Our clients, Ania and Wojtek, run a small shop together. They contacted us at the beginning of 2022 due to the very high taxes they were paying to HMRC. Every year, the company generated increasing profits, but also every year, there was more and more tax to pay.
The clients had their own accountant who correctly handled their HMRC filings, but they never received any advice from her that would help them reduce their very high annual tax burden.
The business was run as partnership (a partnership), which means that the partners filed their annual returns using a self-assessment (each of them submitted their own return).
From savings to tax optimization and cost reduction
As soon as we were provided with the details of Ania and Wojtek's business, it became clear to us that they should have made significant changes to their business operations from an accounting and tax perspective a long time ago.
Change of Business Structure
The shop's income was so substantial that running the business as a partnership became completely unprofitable, because even though the company was developing beautifully, a large portion of the earnings was consumed by taxes.
We suggested to the clients that they register as an LTD company (limited liability) and explained how this would improve their financial situation.
The higher a company's income, the more beneficial it is to operate it as an LTD company. This allows for much more flexible management of earnings, and as a result, significant tax savings can be achieved.
Our clients' business was well-developed and generating substantial profits, which is why it should have been operating as a limited.
The advantages of running an LTD company and for which types of businesses this structure is most suitable, we have described in an article that you can read here.
Maximizing available tax reliefs
During our analysis of clients' expenditures, we observed their underutilization of available tax reliefs. This was largely due to the company being operated in a disadvantageous structure. We explained to clients how they could save a significant amount of money.

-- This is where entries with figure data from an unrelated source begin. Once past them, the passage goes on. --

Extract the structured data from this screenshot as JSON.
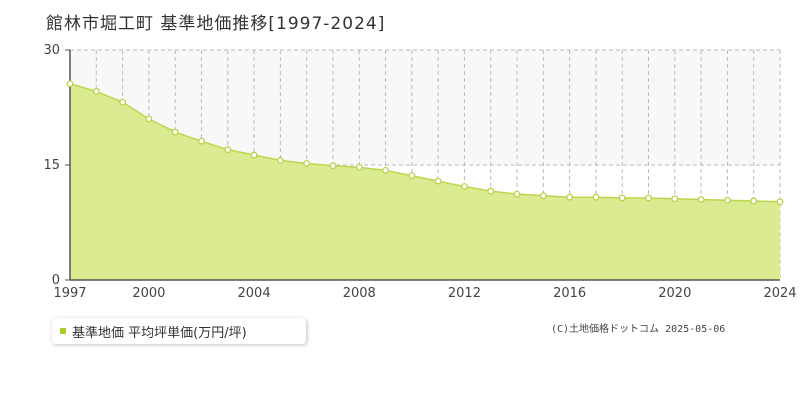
{
  "title": "館林市堀工町  基準地価推移[1997-2024]",
  "legend_label": "基準地価 平均坪単価(万円/坪)",
  "credit": "(C)土地価格ドットコム 2025-05-06",
  "colors": {
    "fill": "#dbeb91",
    "line": "#bcd74c",
    "marker_fill": "#ffffff",
    "marker_stroke": "#b3d13f",
    "axis": "#555555",
    "grid": "#bbbbbb",
    "band": "#f8f8f8",
    "legend_swatch": "#a8cc2a"
  },
  "chart_data": {
    "type": "area",
    "xlim": [
      1997,
      2024
    ],
    "ylim": [
      0,
      30
    ],
    "y_ticks": [
      "0",
      "15",
      "30"
    ],
    "x_ticks": [
      "1997",
      "2000",
      "2004",
      "2008",
      "2012",
      "2016",
      "2020",
      "2024"
    ],
    "grid": true,
    "series": [
      {
        "name": "基準地価 平均坪単価(万円/坪)",
        "x": [
          1997,
          1998,
          1999,
          2000,
          2001,
          2002,
          2003,
          2004,
          2005,
          2006,
          2007,
          2008,
          2009,
          2010,
          2011,
          2012,
          2013,
          2014,
          2015,
          2016,
          2017,
          2018,
          2019,
          2020,
          2021,
          2022,
          2023,
          2024
        ],
        "values": [
          25.6,
          24.6,
          23.2,
          21.0,
          19.3,
          18.1,
          17.0,
          16.3,
          15.6,
          15.2,
          14.9,
          14.7,
          14.3,
          13.6,
          12.9,
          12.2,
          11.6,
          11.2,
          11.0,
          10.8,
          10.8,
          10.7,
          10.7,
          10.6,
          10.5,
          10.4,
          10.3,
          10.2
        ]
      }
    ]
  }
}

- Remuneration for LTD directors/owners at a level that avoids income tax and National Insurance contributions (National Insurance Contribution – NIC), which are tax-deductible;
- Opportunity to pay out company profits as dividends, including a tax-free dividend allowance (up to £2,000 per director – rate for 2022/23), with the remainder taxed at a rate lower than income tax, at 8.75% (basic rate for 2022/23);
- Utilizing tax-free savings allowances (up to £6,000);
- Tax-free contributions to a Personal Pension Plan;
- Leasing electric company cars for directors, which are very low-taxed and reduce corporation tax (Corporation Tax – CT) as a business expense;
- Purchasing company equipment using super-deduction (the ability to deduct 130% of the value of new fixed assets purchased); this scheme is valid until March 31, 2023.
You can read about the most efficient ways to extract funds from the company for directors here.
Better sales control
First and foremost, we meticulously managed the accounting for Ani and Wojtek's company, because real control over a business's financial situation depends on well-maintained accounting.

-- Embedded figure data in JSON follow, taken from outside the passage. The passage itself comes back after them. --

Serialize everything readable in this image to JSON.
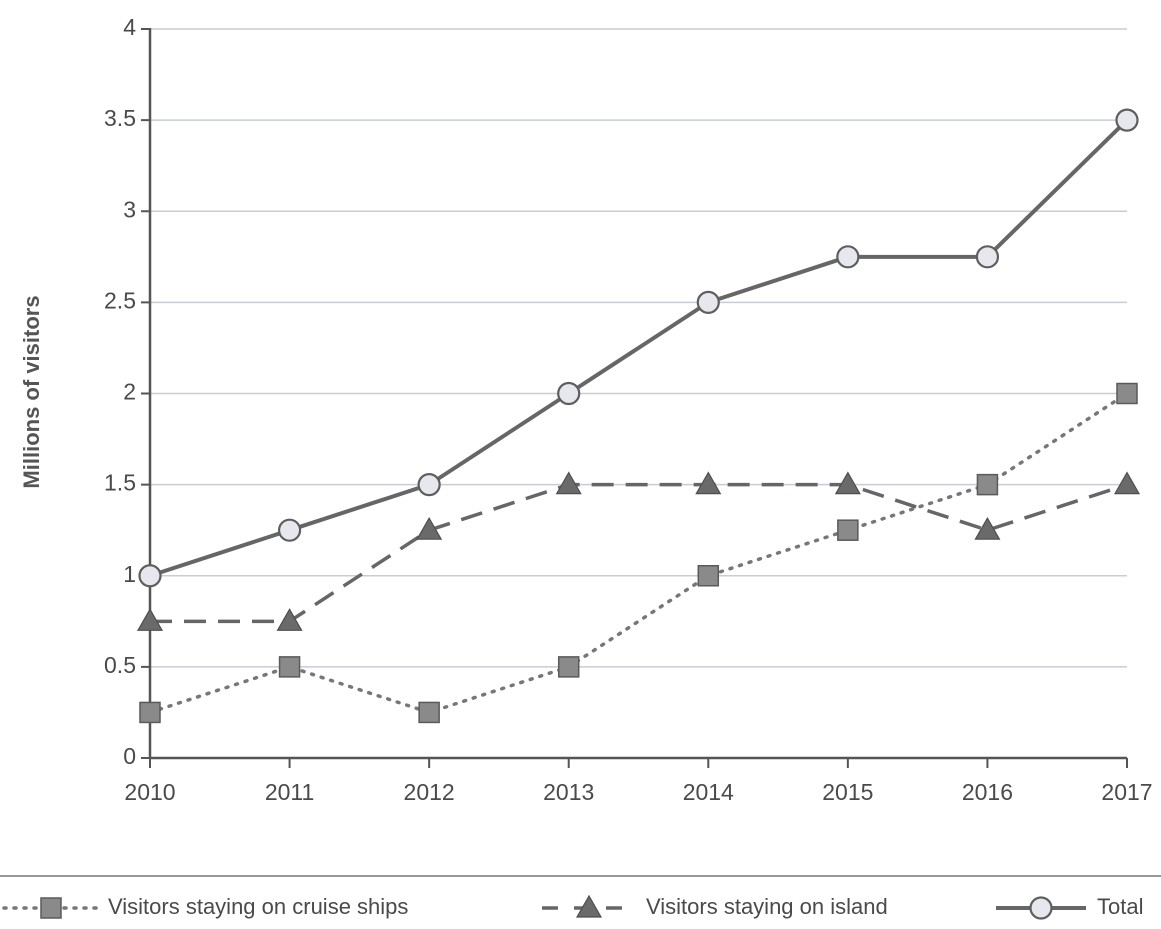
{
  "chart_data": {
    "type": "line",
    "title": "",
    "xlabel": "",
    "ylabel": "Millions of visitors",
    "x": [
      "2010",
      "2011",
      "2012",
      "2013",
      "2014",
      "2015",
      "2016",
      "2017"
    ],
    "ylim": [
      0,
      4
    ],
    "yticks": [
      "0",
      "0.5",
      "1",
      "1.5",
      "2",
      "2.5",
      "3",
      "3.5",
      "4"
    ],
    "grid": true,
    "legend_position": "bottom",
    "series": [
      {
        "name": "Visitors staying on cruise ships",
        "values": [
          0.25,
          0.5,
          0.25,
          0.5,
          1.0,
          1.25,
          1.5,
          2.0
        ],
        "style": "dotted",
        "marker": "square",
        "color": "#777777"
      },
      {
        "name": "Visitors staying on island",
        "values": [
          0.75,
          0.75,
          1.25,
          1.5,
          1.5,
          1.5,
          1.25,
          1.5
        ],
        "style": "dashed",
        "marker": "triangle",
        "color": "#666666"
      },
      {
        "name": "Total",
        "values": [
          1.0,
          1.25,
          1.5,
          2.0,
          2.5,
          2.75,
          2.75,
          3.5
        ],
        "style": "solid",
        "marker": "circle",
        "color": "#666666"
      }
    ]
  },
  "colors": {
    "axis": "#555555",
    "grid": "#c8ccd6",
    "marker_fill_square": "#8a8a8a",
    "marker_fill_triangle": "#6a6a6a",
    "marker_fill_circle": "#e6e8ee",
    "legend_rule": "#777777"
  }
}
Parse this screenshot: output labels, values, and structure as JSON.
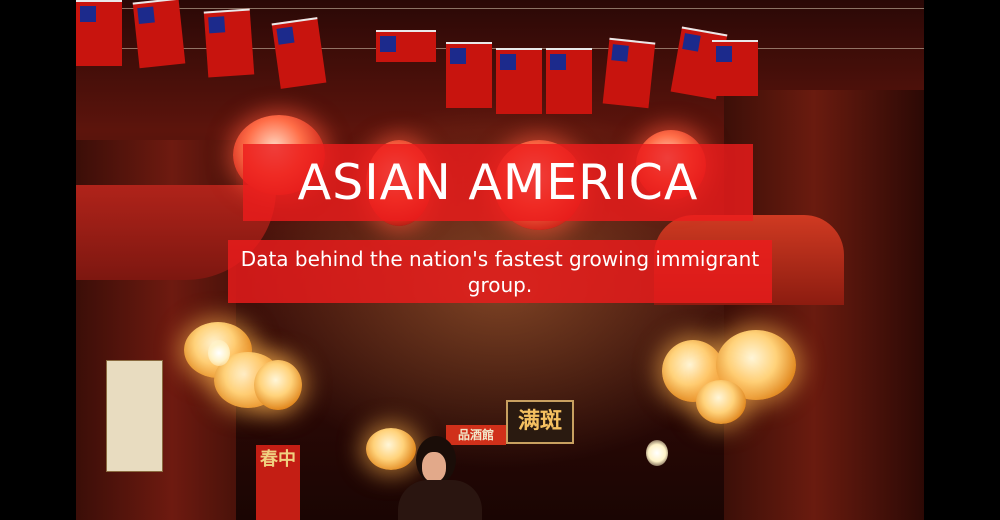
{
  "title": "ASIAN AMERICA",
  "subtitle": "Data behind the nation's fastest growing immigrant group.",
  "colors": {
    "banner": "#EC1C1C",
    "text": "#FFFFFF",
    "letterbox": "#000000"
  },
  "photo": {
    "signs": {
      "shop_sign": "满斑",
      "small_sign": "品酒館",
      "banner_sign": "春中"
    }
  }
}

Real control over a company's financial situation depends on well-maintained accounting
We prepared accurate financial reports with a particular focus on the Profit and Loss report (you can find an article on how to avoid financial problems in a company here, and an article on how to check financial liquidity – on our sister portal Mamona). Their analysis provided us, among other things, with information that the company had inflated transport costs for its goods due to very poor control and accounting of sales. This had to change, so we also recommended user-friendly accounting software to our clients.
The Right Accounting Software is a Necessity
Good software for recording income and company settlements is fundamental. Ania and Wojtek didn't use any; they simply collected their receipts and handed them over to their accountant. Besides being tedious and inconvenient, it's important to remember that soon every company will be required to file and maintain digital accounting under the Making Tax Digital (MTD) program – using appropriate software recognized by HMRC.
For our clients, the matter was already quite urgent, as the time was fast approaching when they needed to be registered for VAT, and for such companies, filing with HMRC via MTD is already mandatory. You can learn more about MTD here.
At our company, we use XERO software and recommend it to all our clients. On our website, you can find a free XERO course in video episodes, which is worth checking out.
Tax Savings Must Be Planned
An initial discussion about tax savings resulted in a long-term collaboration. Ania and Wojtek utilized all our advice and opened an LTD company, which in the long run will bring them higher income with lower taxation than before. They also asked us to manage their accounting.
Unfortunately, we couldn't help our clients save on taxes for the 2021/22 tax year, because nothing can be changed in the past. Company income and expenses must be monitored continuously, and tax optimization should be planned in advance.
However, the settlement for the next tax year will look completely different, because thanks to the tax optimization carried out by TaxOne, Ania and Wojtek will have significantly less to pay to HMRC.
Remember! Tax savings are only possible when a company has regularly and meticulously maintained accounting, because it is the foundation of all future business plans and the key not only to tax optimization, but also to a true insight into the company's situation and, consequently, to continuously monitoring its financial status.